[pure-silver] Re: Off topic, Spot meter problem

  • From: Jean-David Beyer <jeandavid8@xxxxxxxxxxx>
  • To: pure-silver@xxxxxxxxxxxxx
  • Date: Tue, 20 Oct 2009 14:45:10 -0400

Tim Daneliuk wrote:
Dana H. Myers wrote:
Tim Daneliuk wrote:
 We had a saying at the Radar shop back in the
Bad Old Days, "If you can't fix it with WD-40, a hammer, and some
1N914s *** it can't be fixed."  I do not recommend hammers when tuning
a Pentax meter :)

*** A 1N914 is a type of diode very common in many kinds of radios
    and Radars.

Back when I was in the electronics biz, radars used various versions of the 1N21 for the mixer. This was true even when 1N914s were very cheap and widely used in digital circuitry. 1N914s were about $2 a piece when they first came out. Later, one semiconductor vendor gave them to us free if we bought all our transistors from them, which we did.

Though 1N4148s seem to be more common these days.

;-)


You have to understand that I'm not that old, I just did this Radar thing
a long time ago (at the age of 5 :)  Back then the 1N914s ruled.

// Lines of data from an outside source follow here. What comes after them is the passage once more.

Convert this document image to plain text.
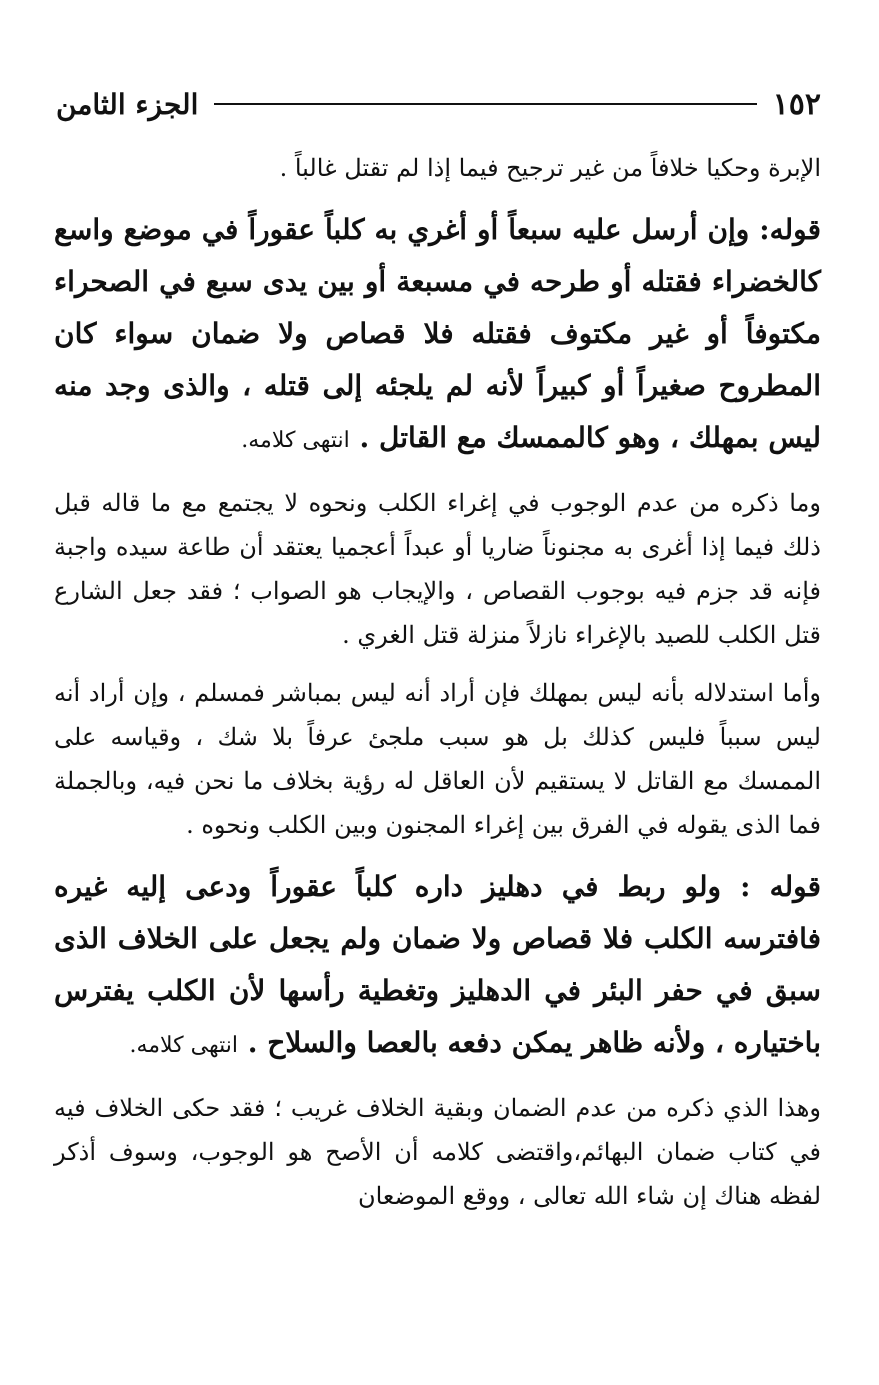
١٥٢
الجزء الثامن

الإبرة وحكيا خلافاً من غير ترجيح فيما إذا لم تقتل غالباً .

قوله: وإن أرسل عليه سبعاً أو أغري به كلباً عقوراً في موضع واسع كالخضراء فقتله أو طرحه في مسبعة أو بين يدى سبع في الصحراء مكتوفاً أو غير مكتوف فقتله فلا قصاص ولا ضمان سواء كان المطروح صغيراً أو كبيراً لأنه لم يلجئه إلى قتله ، والذى وجد منه ليس بمهلك ، وهو كالممسك مع القاتل . انتهى كلامه.

وما ذكره من عدم الوجوب في إغراء الكلب ونحوه لا يجتمع مع ما قاله قبل ذلك فيما إذا أغرى به مجنوناً ضاريا أو عبداً أعجميا يعتقد أن طاعة سيده واجبة فإنه قد جزم فيه بوجوب القصاص ، والإيجاب هو الصواب ؛ فقد جعل الشارع قتل الكلب للصيد بالإغراء نازلاً منزلة قتل الغري .

وأما استدلاله بأنه ليس بمهلك فإن أراد أنه ليس بمباشر فمسلم ، وإن أراد أنه ليس سبباً فليس كذلك بل هو سبب ملجئ عرفاً بلا شك ، وقياسه على الممسك مع القاتل لا يستقيم لأن العاقل له رؤية بخلاف ما نحن فيه، وبالجملة فما الذى يقوله في الفرق بين إغراء المجنون وبين الكلب ونحوه .

قوله : ولو ربط في دهليز داره كلباً عقوراً ودعى إليه غيره فافترسه الكلب فلا قصاص ولا ضمان ولم يجعل على الخلاف الذى سبق في حفر البئر في الدهليز وتغطية رأسها لأن الكلب يفترس باختياره ، ولأنه ظاهر يمكن دفعه بالعصا والسلاح . انتهى كلامه.

وهذا الذي ذكره من عدم الضمان وبقية الخلاف غريب ؛ فقد حكى الخلاف فيه في كتاب ضمان البهائم،واقتضى كلامه أن الأصح هو الوجوب، وسوف أذكر لفظه هناك إن شاء الله تعالى ، ووقع الموضعان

P.S. I am, however, old enough to have done lots of service work on
equipment employing "Vacuum FETs" (aka Pentodes) <smirk>

Actually, Lee DeForest tried to make a triode that really was an FET. The grid was a screen of wire OUTSIDE the glass envelope of a thermionic diode. While it worked, it made such a bad detector that plain diodes were used instead. He did patent it though and later, when AT&T thought to put the grid between the cathode and the plate, they ended up buying DeForest's patent for $1 million to avoid a nuisance in the courts.